De naturaleza curiosa, la pava no se preocupó, sin embargo, no como el macho alfa, que aquella mañana no ejecutó su baile y que dirigía su mirada expectante en todas direcciones, ansioso por encontrar a su público, que siempre lo premiaba con golosinas a las que se había acostumbrado y que lo liberaban de andar buscando insectos, como hacían las hembras. Ella, en cambio, decidió explorar el límite superior del parque, un lugar en el que rara vez se aventuraban, la zona que limitaba con las viviendas de los humanos. Observó con extrañeza que también aquello estaba vacío.

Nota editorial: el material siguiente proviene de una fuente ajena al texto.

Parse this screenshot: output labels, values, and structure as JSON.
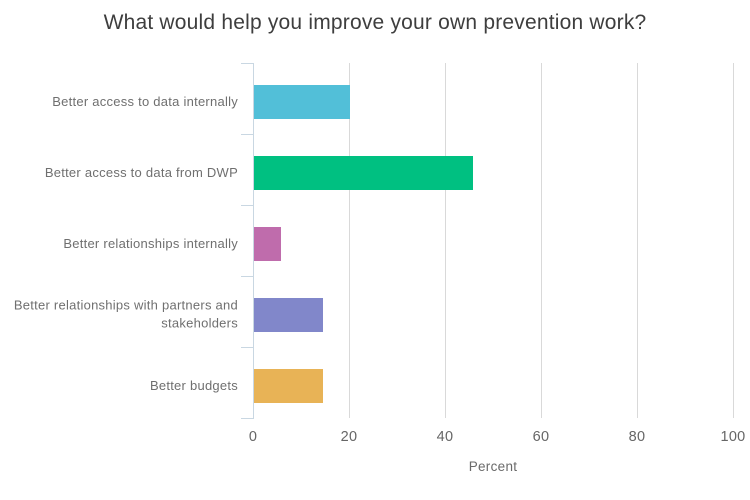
{
  "title": "What would help you improve your own prevention work?",
  "chart_data": {
    "type": "bar",
    "orientation": "horizontal",
    "title": "What would help you improve your own prevention work?",
    "categories": [
      "Better access to data internally",
      "Better access to data from DWP",
      "Better relationships internally",
      "Better relationships with partners and stakeholders",
      "Better budgets"
    ],
    "values": [
      20,
      45.7,
      5.7,
      14.3,
      14.3
    ],
    "bar_colors": [
      "#52BFD8",
      "#00C081",
      "#BF6CAC",
      "#8187CA",
      "#E8B356"
    ],
    "xlabel": "Percent",
    "ylabel": "",
    "xlim": [
      0,
      100
    ],
    "x_ticks": [
      0,
      20,
      40,
      60,
      80,
      100
    ],
    "grid": "vertical",
    "legend": "none"
  },
  "styles": {
    "gridline_color": "#d9d9d9",
    "axis_color": "#c9d7e2",
    "title_color": "#3e3e3e",
    "category_label_color": "#6f6f6f",
    "tick_label_color": "#666666",
    "background": "#ffffff"
  }
}
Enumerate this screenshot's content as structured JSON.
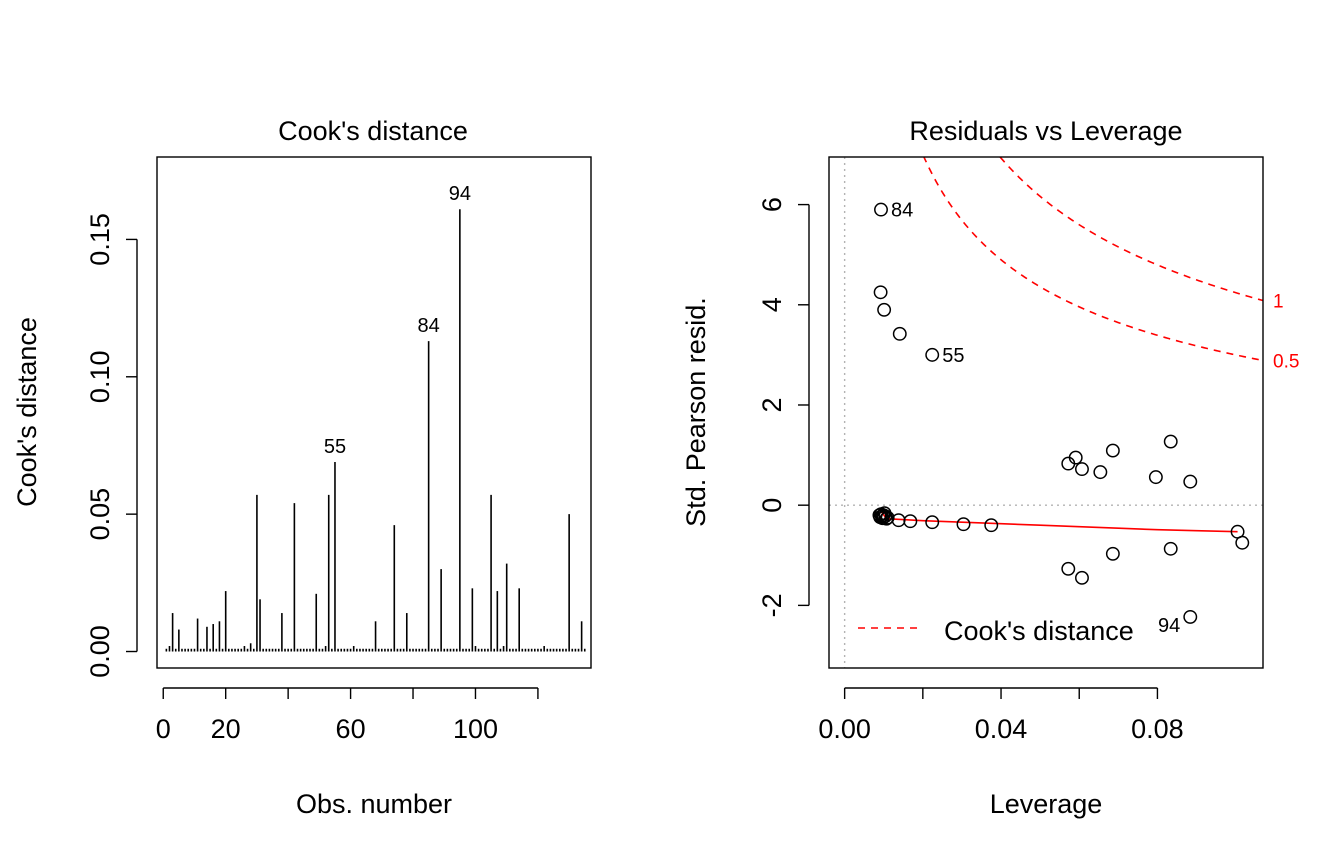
{
  "chart_data": [
    {
      "type": "bar",
      "title": "Cook's distance",
      "xlabel": "Obs. number",
      "ylabel": "Cook's distance",
      "xlim": [
        -2,
        137
      ],
      "ylim": [
        -0.006,
        0.18
      ],
      "xticks": [
        {
          "value": 0,
          "label": "0"
        },
        {
          "value": 20,
          "label": "20"
        },
        {
          "value": 40,
          "label": ""
        },
        {
          "value": 60,
          "label": "60"
        },
        {
          "value": 80,
          "label": ""
        },
        {
          "value": 100,
          "label": "100"
        },
        {
          "value": 120,
          "label": ""
        }
      ],
      "yticks": [
        {
          "value": 0.0,
          "label": "0.00"
        },
        {
          "value": 0.05,
          "label": "0.05"
        },
        {
          "value": 0.1,
          "label": "0.10"
        },
        {
          "value": 0.15,
          "label": "0.15"
        }
      ],
      "x": [
        1,
        2,
        3,
        4,
        5,
        6,
        7,
        8,
        9,
        10,
        11,
        12,
        13,
        14,
        15,
        16,
        17,
        18,
        19,
        20,
        21,
        22,
        23,
        24,
        25,
        26,
        27,
        28,
        29,
        30,
        31,
        32,
        33,
        34,
        35,
        36,
        37,
        38,
        39,
        40,
        41,
        42,
        43,
        44,
        45,
        46,
        47,
        48,
        49,
        50,
        51,
        52,
        53,
        54,
        55,
        56,
        57,
        58,
        59,
        60,
        61,
        62,
        63,
        64,
        65,
        66,
        67,
        68,
        69,
        70,
        71,
        72,
        73,
        74,
        75,
        76,
        77,
        78,
        79,
        80,
        81,
        82,
        83,
        84,
        85,
        86,
        87,
        88,
        89,
        90,
        91,
        92,
        93,
        94,
        95,
        96,
        97,
        98,
        99,
        100,
        101,
        102,
        103,
        104,
        105,
        106,
        107,
        108,
        109,
        110,
        111,
        112,
        113,
        114,
        115,
        116,
        117,
        118,
        119,
        120,
        121,
        122,
        123,
        124,
        125,
        126,
        127,
        128,
        129,
        130,
        131,
        132,
        133,
        134,
        135
      ],
      "values": [
        0.001,
        0.002,
        0.014,
        0.001,
        0.008,
        0.001,
        0.001,
        0.001,
        0.001,
        0.001,
        0.012,
        0.001,
        0.001,
        0.009,
        0.001,
        0.01,
        0.001,
        0.011,
        0.001,
        0.022,
        0.001,
        0.001,
        0.001,
        0.001,
        0.001,
        0.002,
        0.001,
        0.003,
        0.001,
        0.057,
        0.019,
        0.001,
        0.001,
        0.001,
        0.001,
        0.001,
        0.001,
        0.014,
        0.001,
        0.001,
        0.001,
        0.054,
        0.001,
        0.001,
        0.001,
        0.001,
        0.001,
        0.001,
        0.021,
        0.001,
        0.001,
        0.002,
        0.057,
        0.001,
        0.069,
        0.001,
        0.001,
        0.001,
        0.001,
        0.001,
        0.002,
        0.001,
        0.001,
        0.001,
        0.001,
        0.001,
        0.001,
        0.011,
        0.001,
        0.001,
        0.001,
        0.001,
        0.001,
        0.046,
        0.001,
        0.001,
        0.001,
        0.014,
        0.001,
        0.001,
        0.001,
        0.001,
        0.001,
        0.001,
        0.113,
        0.001,
        0.001,
        0.001,
        0.03,
        0.001,
        0.001,
        0.001,
        0.001,
        0.001,
        0.161,
        0.001,
        0.001,
        0.001,
        0.023,
        0.002,
        0.001,
        0.001,
        0.001,
        0.001,
        0.057,
        0.001,
        0.022,
        0.001,
        0.002,
        0.032,
        0.001,
        0.001,
        0.001,
        0.023,
        0.001,
        0.001,
        0.001,
        0.001,
        0.001,
        0.001,
        0.001,
        0.002,
        0.001,
        0.001,
        0.001,
        0.001,
        0.001,
        0.001,
        0.001,
        0.05,
        0.001,
        0.001,
        0.001,
        0.011,
        0.001
      ],
      "labels": [
        {
          "x": 55,
          "text": "55"
        },
        {
          "x": 85,
          "text": "84"
        },
        {
          "x": 95,
          "text": "94"
        }
      ]
    },
    {
      "type": "scatter",
      "title": "Residuals vs Leverage",
      "xlabel": "Leverage",
      "ylabel": "Std. Pearson resid.",
      "xlim": [
        -0.004,
        0.107
      ],
      "ylim": [
        -3.25,
        6.95
      ],
      "xticks": [
        {
          "value": 0.0,
          "label": "0.00"
        },
        {
          "value": 0.02,
          "label": ""
        },
        {
          "value": 0.04,
          "label": "0.04"
        },
        {
          "value": 0.06,
          "label": ""
        },
        {
          "value": 0.08,
          "label": "0.08"
        }
      ],
      "yticks": [
        {
          "value": -2,
          "label": "-2"
        },
        {
          "value": 0,
          "label": "0"
        },
        {
          "value": 2,
          "label": "2"
        },
        {
          "value": 4,
          "label": "4"
        },
        {
          "value": 6,
          "label": "6"
        }
      ],
      "points": [
        {
          "x": 0.0093,
          "y": 5.9,
          "label": "84"
        },
        {
          "x": 0.0092,
          "y": 4.25
        },
        {
          "x": 0.0101,
          "y": 3.9
        },
        {
          "x": 0.0141,
          "y": 3.42
        },
        {
          "x": 0.0224,
          "y": 3.0,
          "label": "55"
        },
        {
          "x": 0.0572,
          "y": 0.83
        },
        {
          "x": 0.0591,
          "y": 0.95
        },
        {
          "x": 0.0607,
          "y": 0.72
        },
        {
          "x": 0.0654,
          "y": 0.66
        },
        {
          "x": 0.0686,
          "y": 1.09
        },
        {
          "x": 0.0796,
          "y": 0.56
        },
        {
          "x": 0.0834,
          "y": 1.27
        },
        {
          "x": 0.0884,
          "y": 0.47
        },
        {
          "x": 0.0089,
          "y": -0.2
        },
        {
          "x": 0.0091,
          "y": -0.24
        },
        {
          "x": 0.0093,
          "y": -0.18
        },
        {
          "x": 0.0095,
          "y": -0.22
        },
        {
          "x": 0.0097,
          "y": -0.26
        },
        {
          "x": 0.0099,
          "y": -0.2
        },
        {
          "x": 0.0102,
          "y": -0.16
        },
        {
          "x": 0.0104,
          "y": -0.22
        },
        {
          "x": 0.0107,
          "y": -0.27
        },
        {
          "x": 0.011,
          "y": -0.25
        },
        {
          "x": 0.0138,
          "y": -0.3
        },
        {
          "x": 0.0168,
          "y": -0.32
        },
        {
          "x": 0.0224,
          "y": -0.34
        },
        {
          "x": 0.0304,
          "y": -0.38
        },
        {
          "x": 0.0375,
          "y": -0.4
        },
        {
          "x": 0.0572,
          "y": -1.27
        },
        {
          "x": 0.0607,
          "y": -1.45
        },
        {
          "x": 0.0686,
          "y": -0.97
        },
        {
          "x": 0.0834,
          "y": -0.87
        },
        {
          "x": 0.1005,
          "y": -0.53
        },
        {
          "x": 0.1017,
          "y": -0.75
        },
        {
          "x": 0.0884,
          "y": -2.23,
          "label": "94"
        }
      ],
      "smoother": {
        "x": [
          0.0093,
          0.0107,
          0.02,
          0.03,
          0.04,
          0.05,
          0.06,
          0.07,
          0.08,
          0.09,
          0.1005
        ],
        "y": [
          -0.12,
          -0.27,
          -0.31,
          -0.34,
          -0.37,
          -0.4,
          -0.43,
          -0.46,
          -0.49,
          -0.51,
          -0.53
        ],
        "color": "#ff0000"
      },
      "cook_contours": [
        {
          "level": 0.5,
          "label": "0.5"
        },
        {
          "level": 1,
          "label": "1"
        }
      ],
      "contour_color": "#ff0000",
      "legend": {
        "text": "Cook's distance",
        "position": "bottom-left",
        "line": "dashed red"
      },
      "reference_lines": [
        {
          "axis": "x",
          "value": 0,
          "style": "dotted grey"
        },
        {
          "axis": "y",
          "value": 0,
          "style": "dotted grey"
        }
      ]
    }
  ]
}
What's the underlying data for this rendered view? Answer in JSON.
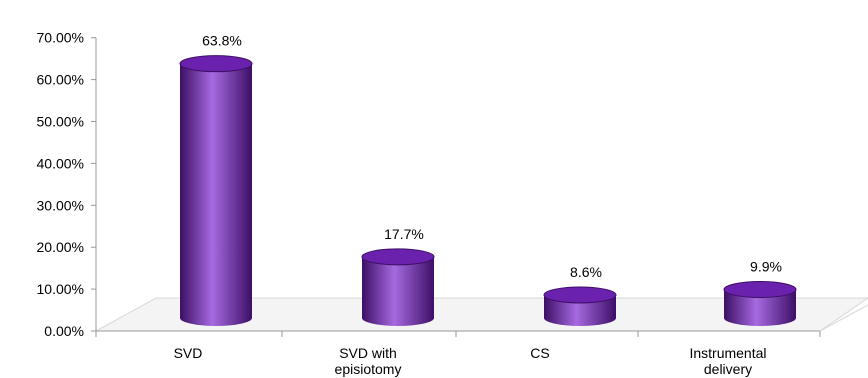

La nueva situación se mantuvo durante días y, al cabo de una semana, decidió romper la barrera, atreverse a salir del recinto donde se había desarrollado toda su vida hasta el momento, salir del parque, ver qué había más allá. Y encontró calles desiertas, pero también árboles en las calles, también insectos. Y descubrió que los humanos no habían desaparecido, los vio y los oyó en sus ventanas y balcones, enfocándola con aquellos objetos rectangulares a los que eran tan aficionados. También le tiraban comida, que ella aceptaba gustosa mientras paseaba tranquila por las calles desiertas. Por la noche volvía al parque, para no perder el contacto con los suyos, a los que narraba sus nuevas experiencias y trataba de animar para que la siguiesen. Finalmente consiguió que lo hicieran, hasta el macho alfa accedió cuando ella le contó que la gente le arrojaba comida desde los balcones, tentación a la que ella sabía que no podría resistirse. Llegó incluso a realizar su exhibición ante una concurrencia entusiasmada, que aplaudía enajenada y que premió sobradamente sus esfuerzos lanzándoles todo tipo de golosinas. Todos ellos, pavos y pavas, estaban asombrados y encantados.
Cada día se aventuraban más y más lejos, hubo un día que ni siquiera volvieron al parque a dormir, porque encontraron un nuevo lugar, un recinto más pequeño pero igualmente confortable y porque, además, la comida no les faltaba nunca.
Aquella, su primera noche lejos del hogar, la pava se preguntaba cuánto duraría la situación, cuánto tardarían los humanos en salir de sus encierros, cuándo se restablecería el orden natural de las cosas tal como ella lo había conocido durante toda su vida, pero resolvió no preocuparse y disfrutar de las vacaciones que la vida le había ofrecido por sorpresa, tiempo habría de volver a la rutina.